Cycloeucalenol
- Names: IUPAC name (3β,4α,5α,9β)-4,14-Dimethyl-9,19-cycloergost-24(28)-en-3-ol

Identifiers
- CAS Number: 469-39-6;
- 3D model (JSmol): Interactive image;
- ChEBI: CHEBI:16653;
- ChEMBL: ChEMBL225634;
- ChemSpider: 91880;
- KEGG: C02141;
- PubChem CID: 101690;
- UNII: 7OF1Q9UE9R;
- CompTox Dashboard (EPA): DTXSID70963693;

Properties
- Chemical formula: C_{30}H_{50}O
- Molar mass: 426.729 g·mol^{−1}

= Cycloeucalenol =

Cycloeucalenol is a 3β-sterol, a pentacyclic triterpenoid and a member of phytosterols group. The compound derives from a hydride of a 5α-ergostane.

==Natural occurrence==
Cycloeucalenol is a naturally occurring triterpenoid and a sterol-like compound found in certain plants (i.e.
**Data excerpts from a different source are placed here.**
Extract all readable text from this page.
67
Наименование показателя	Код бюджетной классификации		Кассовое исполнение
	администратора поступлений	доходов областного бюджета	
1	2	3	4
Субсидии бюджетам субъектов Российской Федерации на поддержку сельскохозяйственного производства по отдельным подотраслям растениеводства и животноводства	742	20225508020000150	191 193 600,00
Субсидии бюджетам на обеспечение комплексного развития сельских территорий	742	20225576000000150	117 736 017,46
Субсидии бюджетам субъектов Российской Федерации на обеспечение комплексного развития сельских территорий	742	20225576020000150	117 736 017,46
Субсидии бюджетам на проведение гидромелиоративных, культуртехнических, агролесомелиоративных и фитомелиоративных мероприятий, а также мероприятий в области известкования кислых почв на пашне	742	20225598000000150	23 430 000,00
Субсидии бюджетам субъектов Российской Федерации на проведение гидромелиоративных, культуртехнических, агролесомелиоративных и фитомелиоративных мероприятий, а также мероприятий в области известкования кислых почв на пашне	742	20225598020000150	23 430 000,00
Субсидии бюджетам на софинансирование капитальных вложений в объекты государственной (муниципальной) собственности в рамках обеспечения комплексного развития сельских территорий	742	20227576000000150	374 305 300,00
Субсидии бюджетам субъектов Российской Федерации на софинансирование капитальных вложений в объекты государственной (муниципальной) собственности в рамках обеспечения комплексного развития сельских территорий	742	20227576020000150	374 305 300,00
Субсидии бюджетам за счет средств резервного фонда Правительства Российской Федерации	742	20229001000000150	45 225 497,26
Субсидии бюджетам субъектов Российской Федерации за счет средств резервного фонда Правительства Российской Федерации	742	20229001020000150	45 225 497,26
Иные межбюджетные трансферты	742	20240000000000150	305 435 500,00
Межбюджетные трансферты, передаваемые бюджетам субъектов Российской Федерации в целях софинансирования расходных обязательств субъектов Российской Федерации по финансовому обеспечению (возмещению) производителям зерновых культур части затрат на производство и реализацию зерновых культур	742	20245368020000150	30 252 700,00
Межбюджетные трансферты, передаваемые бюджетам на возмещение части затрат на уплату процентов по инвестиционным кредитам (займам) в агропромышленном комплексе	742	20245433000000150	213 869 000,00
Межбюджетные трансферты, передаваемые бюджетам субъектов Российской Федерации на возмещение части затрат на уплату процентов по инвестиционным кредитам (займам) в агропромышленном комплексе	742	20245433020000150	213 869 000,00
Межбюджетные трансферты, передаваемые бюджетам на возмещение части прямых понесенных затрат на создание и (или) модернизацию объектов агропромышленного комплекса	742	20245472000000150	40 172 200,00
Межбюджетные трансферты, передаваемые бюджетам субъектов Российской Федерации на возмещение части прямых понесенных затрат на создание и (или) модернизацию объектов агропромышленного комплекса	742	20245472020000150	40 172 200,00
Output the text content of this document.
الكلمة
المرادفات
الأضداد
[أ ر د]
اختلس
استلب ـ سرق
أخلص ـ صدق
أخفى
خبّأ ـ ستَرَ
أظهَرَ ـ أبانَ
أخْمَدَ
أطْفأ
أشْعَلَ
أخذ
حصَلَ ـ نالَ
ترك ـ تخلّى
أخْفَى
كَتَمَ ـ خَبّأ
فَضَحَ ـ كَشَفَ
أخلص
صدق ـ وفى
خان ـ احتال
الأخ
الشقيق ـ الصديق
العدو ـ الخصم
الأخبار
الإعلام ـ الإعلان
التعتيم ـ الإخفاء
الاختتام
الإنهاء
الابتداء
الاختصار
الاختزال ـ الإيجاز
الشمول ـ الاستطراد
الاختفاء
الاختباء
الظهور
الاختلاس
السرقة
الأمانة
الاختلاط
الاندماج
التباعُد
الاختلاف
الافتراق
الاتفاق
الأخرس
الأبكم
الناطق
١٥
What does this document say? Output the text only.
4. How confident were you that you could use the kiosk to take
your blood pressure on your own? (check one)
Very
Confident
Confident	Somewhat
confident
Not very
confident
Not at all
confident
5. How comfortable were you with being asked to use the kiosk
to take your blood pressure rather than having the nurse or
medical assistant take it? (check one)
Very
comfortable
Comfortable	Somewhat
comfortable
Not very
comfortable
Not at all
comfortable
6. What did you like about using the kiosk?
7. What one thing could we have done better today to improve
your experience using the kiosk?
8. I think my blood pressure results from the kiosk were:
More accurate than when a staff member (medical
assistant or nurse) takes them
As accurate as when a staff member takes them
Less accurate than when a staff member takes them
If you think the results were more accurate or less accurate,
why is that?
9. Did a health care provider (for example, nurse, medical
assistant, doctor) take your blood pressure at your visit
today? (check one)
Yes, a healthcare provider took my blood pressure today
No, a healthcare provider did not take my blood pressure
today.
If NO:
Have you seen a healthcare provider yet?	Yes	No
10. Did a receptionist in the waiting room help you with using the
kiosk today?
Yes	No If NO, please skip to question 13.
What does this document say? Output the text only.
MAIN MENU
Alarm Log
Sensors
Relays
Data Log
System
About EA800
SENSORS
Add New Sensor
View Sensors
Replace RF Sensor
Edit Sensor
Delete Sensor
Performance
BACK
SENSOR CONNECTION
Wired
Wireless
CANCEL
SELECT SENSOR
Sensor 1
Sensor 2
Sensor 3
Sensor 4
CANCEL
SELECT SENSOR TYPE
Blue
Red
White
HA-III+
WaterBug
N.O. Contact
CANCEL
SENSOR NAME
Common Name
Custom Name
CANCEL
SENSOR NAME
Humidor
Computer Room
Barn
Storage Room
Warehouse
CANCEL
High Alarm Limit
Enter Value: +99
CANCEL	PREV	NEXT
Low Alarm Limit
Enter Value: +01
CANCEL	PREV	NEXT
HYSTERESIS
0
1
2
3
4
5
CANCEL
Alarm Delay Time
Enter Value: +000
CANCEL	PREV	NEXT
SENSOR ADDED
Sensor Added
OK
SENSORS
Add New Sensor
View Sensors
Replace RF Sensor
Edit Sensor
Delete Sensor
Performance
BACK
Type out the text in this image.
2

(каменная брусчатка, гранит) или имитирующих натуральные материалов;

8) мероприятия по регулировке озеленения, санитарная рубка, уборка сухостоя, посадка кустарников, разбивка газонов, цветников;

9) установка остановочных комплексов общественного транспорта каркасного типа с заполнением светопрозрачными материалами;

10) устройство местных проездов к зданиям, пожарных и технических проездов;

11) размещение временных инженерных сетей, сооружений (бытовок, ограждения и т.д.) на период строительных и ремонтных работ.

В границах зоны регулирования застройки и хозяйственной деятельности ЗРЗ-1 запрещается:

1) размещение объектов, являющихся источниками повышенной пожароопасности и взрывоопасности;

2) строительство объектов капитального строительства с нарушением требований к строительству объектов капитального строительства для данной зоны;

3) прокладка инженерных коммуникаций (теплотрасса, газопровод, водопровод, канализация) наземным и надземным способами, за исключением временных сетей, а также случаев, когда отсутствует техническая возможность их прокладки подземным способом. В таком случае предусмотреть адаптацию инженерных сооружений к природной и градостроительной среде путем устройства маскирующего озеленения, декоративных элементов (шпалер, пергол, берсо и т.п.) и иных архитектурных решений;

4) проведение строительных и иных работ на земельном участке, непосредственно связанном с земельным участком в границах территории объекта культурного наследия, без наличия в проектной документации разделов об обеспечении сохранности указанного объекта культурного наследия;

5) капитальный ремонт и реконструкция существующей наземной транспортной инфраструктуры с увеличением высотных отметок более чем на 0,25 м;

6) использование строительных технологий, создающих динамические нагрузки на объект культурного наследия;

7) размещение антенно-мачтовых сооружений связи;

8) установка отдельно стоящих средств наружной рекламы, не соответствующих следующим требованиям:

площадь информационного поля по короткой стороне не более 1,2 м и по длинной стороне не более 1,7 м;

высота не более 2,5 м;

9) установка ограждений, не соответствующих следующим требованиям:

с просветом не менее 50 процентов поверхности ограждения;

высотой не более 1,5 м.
Boophone disticha, Herissanthia tiubae, etc.) and microorganisms. It is classified as a cycloartane-type triterpenoid, a subgroup of terpenoids characterized by a cyclopropane ring in their structure. Cycloeucalenol is an intermediate in the biosynthesis of phytosterols, which are essential components of plant cell membranes.

==Biosynthesis==
Cycloeucalenol is derived from cycloartenol, a key precursor in the phytosterol biosynthetic pathway. The conversion involves enzymatic modifications, including the opening of the cyclopropane ring and subsequent rearrangements.